Pete Daykin is CEO and co-founder of Wordnerds. Social listening and business insight software has not been good. Platforms like Brandwatch and Crimson Hexagon are great at visualising quantitative data, but struggle with the nuance of topic and sentiment analysis. And who can blame them: language is complex, right?
When people talk about big data, they mean numbers. We like numbers. They’re unequivocal. We know precisely what they mean. Yet 80% of actionable data exists in the form of unstructured text: vast collections of words that are unpredictable, colloquial, fluid, sarcastic and entirely dependent on context.
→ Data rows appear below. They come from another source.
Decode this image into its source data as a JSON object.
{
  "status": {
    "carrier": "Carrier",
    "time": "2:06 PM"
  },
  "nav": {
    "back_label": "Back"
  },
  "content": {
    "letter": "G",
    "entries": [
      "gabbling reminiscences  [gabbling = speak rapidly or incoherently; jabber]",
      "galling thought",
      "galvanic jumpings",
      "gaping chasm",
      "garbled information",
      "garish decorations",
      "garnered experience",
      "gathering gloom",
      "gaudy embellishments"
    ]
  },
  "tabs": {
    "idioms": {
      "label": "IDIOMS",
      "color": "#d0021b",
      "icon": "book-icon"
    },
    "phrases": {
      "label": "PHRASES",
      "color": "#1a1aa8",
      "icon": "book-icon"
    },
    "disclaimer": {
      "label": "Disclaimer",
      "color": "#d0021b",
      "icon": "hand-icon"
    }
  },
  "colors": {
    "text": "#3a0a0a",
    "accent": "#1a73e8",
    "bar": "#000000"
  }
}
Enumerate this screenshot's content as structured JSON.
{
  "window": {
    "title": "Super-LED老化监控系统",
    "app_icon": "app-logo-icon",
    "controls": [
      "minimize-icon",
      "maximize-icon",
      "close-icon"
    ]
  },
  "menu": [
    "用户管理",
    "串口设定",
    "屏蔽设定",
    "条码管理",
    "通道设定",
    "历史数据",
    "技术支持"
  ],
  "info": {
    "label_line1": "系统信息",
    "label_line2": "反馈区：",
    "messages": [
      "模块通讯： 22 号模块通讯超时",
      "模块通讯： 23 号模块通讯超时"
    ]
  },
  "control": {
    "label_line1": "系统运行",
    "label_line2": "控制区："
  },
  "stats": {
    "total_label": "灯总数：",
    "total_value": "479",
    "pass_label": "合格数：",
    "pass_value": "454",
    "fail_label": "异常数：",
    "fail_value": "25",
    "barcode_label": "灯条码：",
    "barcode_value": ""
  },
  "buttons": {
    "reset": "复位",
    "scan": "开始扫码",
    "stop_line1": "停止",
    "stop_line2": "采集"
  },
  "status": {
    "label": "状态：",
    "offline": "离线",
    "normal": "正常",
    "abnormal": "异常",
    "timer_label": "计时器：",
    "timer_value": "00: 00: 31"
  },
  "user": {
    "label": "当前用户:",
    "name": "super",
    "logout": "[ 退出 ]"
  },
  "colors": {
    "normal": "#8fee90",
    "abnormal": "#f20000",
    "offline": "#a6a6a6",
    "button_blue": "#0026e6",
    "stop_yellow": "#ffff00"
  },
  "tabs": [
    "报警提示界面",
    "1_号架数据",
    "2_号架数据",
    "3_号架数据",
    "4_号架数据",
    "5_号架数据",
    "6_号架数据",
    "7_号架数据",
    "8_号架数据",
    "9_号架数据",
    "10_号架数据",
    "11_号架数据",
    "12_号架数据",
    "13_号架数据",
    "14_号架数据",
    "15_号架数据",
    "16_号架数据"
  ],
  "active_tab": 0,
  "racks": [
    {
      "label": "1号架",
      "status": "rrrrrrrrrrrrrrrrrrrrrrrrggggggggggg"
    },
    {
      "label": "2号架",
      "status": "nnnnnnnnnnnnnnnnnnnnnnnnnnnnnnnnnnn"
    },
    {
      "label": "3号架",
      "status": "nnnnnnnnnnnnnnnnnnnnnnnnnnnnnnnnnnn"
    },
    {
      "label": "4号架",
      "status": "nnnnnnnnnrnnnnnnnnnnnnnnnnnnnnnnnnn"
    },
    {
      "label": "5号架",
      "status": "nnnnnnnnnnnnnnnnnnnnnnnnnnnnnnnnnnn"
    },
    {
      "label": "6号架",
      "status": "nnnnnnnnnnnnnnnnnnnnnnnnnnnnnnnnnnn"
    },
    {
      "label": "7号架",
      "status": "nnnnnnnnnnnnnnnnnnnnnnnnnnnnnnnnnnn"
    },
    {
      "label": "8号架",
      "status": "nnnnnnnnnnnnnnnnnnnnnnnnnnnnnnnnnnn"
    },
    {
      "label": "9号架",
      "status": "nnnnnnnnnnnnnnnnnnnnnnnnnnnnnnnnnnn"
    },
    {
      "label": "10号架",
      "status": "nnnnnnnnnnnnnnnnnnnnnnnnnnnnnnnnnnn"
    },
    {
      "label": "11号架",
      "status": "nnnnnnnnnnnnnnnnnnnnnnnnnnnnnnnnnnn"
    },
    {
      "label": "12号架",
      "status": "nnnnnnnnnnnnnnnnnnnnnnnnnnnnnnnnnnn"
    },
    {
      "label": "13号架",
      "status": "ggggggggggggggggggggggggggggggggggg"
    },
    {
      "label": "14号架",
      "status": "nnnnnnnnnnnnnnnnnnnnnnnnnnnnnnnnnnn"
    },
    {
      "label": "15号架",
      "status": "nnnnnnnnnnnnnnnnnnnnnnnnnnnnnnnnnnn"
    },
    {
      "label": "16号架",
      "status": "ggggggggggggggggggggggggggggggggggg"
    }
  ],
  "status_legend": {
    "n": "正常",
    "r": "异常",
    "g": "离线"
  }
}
Most organisations have millions of tweets, emails, webchats, online reviews, CRM-entries and survey results written by and about them. Big data that—because words are so hard to understand—remains totally invisible.
Wordnerds combines Artificial Intelligence (AI), Natural Language Processing (NLP) and Advanced Corpus Linguistics to provide automated understanding of unstructured text data. We deliver next-generation social listening, business insight software and automated text understanding to provide reliable and actionable insight.
Global and nationally recognised brands, including regulated industries and utilities like water companies use our Software-as-a-Service (SaaS) linguistics engine:
- To find specific things in large datasets (people complaining about problems with their service or product on Twitter, identifying leads, finding people who care about an issue etc.)
- To spot trends and see what issues people are talking about
- To understand how people feel about an issue, product or service, taking large quantities of text and summarising it in real-time (what learning can be gleaned from 15,000 Amazon reviews? What information is held in 3 million forum posts? What problems do you have that similarly sized competitors don’t? How can you make objective and quantifiable sense of the thousands of survey responses you have, each with long “any other comments” fields? How is sentiment changing over time?)
Pete is a bang average footballer, a dreadful drummer, world class at table football and not as young as he used to be. He has a puppy, a hamster, two pretty weird kids and, surprisingly, a wife.